Meskipun bayi belum mengerti apa-apa dalam berbahasa, namun bayi sangat peka akan nada suara dan eksperesi wajah Anda ketika Anda menyampaikan sesuatu. Bayi bahkan tau kalau Anda sedang tidak fokus dengannya.


Suara yang lembut dan menenangkan hati, wajah yang gembira adalah hal yang mesti Anda tunjukan pada bayi Anda ketika berinteraksi dengannya. Jadi, dari sinilah bayi akan mengerti tentang dirinya dan lingkungan. Jika interaksi antara Anda dengan bayi Anda terganggu, berbagai hal yang tidak diinginkan bisa terjadi seperti gangguan interaksi sosial atau keterlambatan berbicara pada bayi.


Sesimpulannya adalah Anda mesti mengatakan hal yang positif dengan perasaan ceria dan sungguh-sungguh, bayi Anda akan tahu bahwa ia sangat berarti bagi Anda.



5. Ulurkan bantuan di awal saja


Mitos


Jika Anda sering membantu bayi, maka bayi tidak akan pernah percaya akan dirinya.


Fakta


Membantu bayi yang sedang belajar dengan melakukan segalanya untuk bayi adalah berbeda. Sebagai contoh: menimang bayi saat sedang menangis sampai ia terlelap dan tidur lebih baik dibandingkan membiarkan bayi menangis sampai ia capek dan tertidur hanya kerena Anda ingin bayi Anda bisa mandiri untuk menenangkan diri sendiri. Hal ini keliru.
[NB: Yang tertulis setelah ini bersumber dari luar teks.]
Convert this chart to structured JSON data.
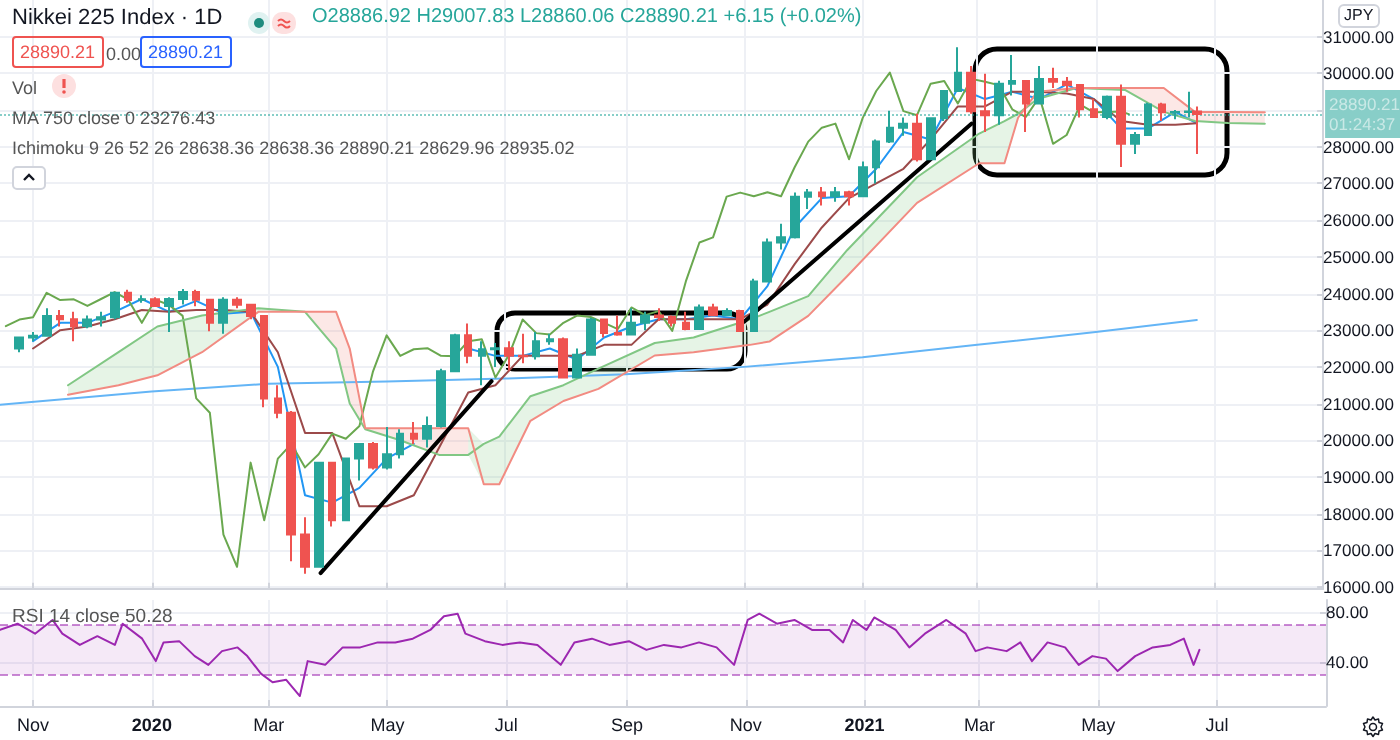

Jadi, jika bayi Anda masih ditimang-timang untuk menidurkannya, Anda sebaiknya tidak langsung meninggalkannya sendirian. Anda bisa melakukan ini secara bertahap sampai akhirnya bayi Anda bisa untuk tidur sendiri. Hal lain juga dianjurkan untuk dilakukan secara betahap, tanpa langsung membuat bayi menjadi mandiri.


Kesimpulannya, bantulah bayi anda di awal, kemudian secara bertahap biarkan ia melakukannya sendiri seiring berkembangnya kemampuan bayi. Begitu berhasil membuat bayi menjadi mandiri, maka rasa percaya diri bayi pun akan terbentuk.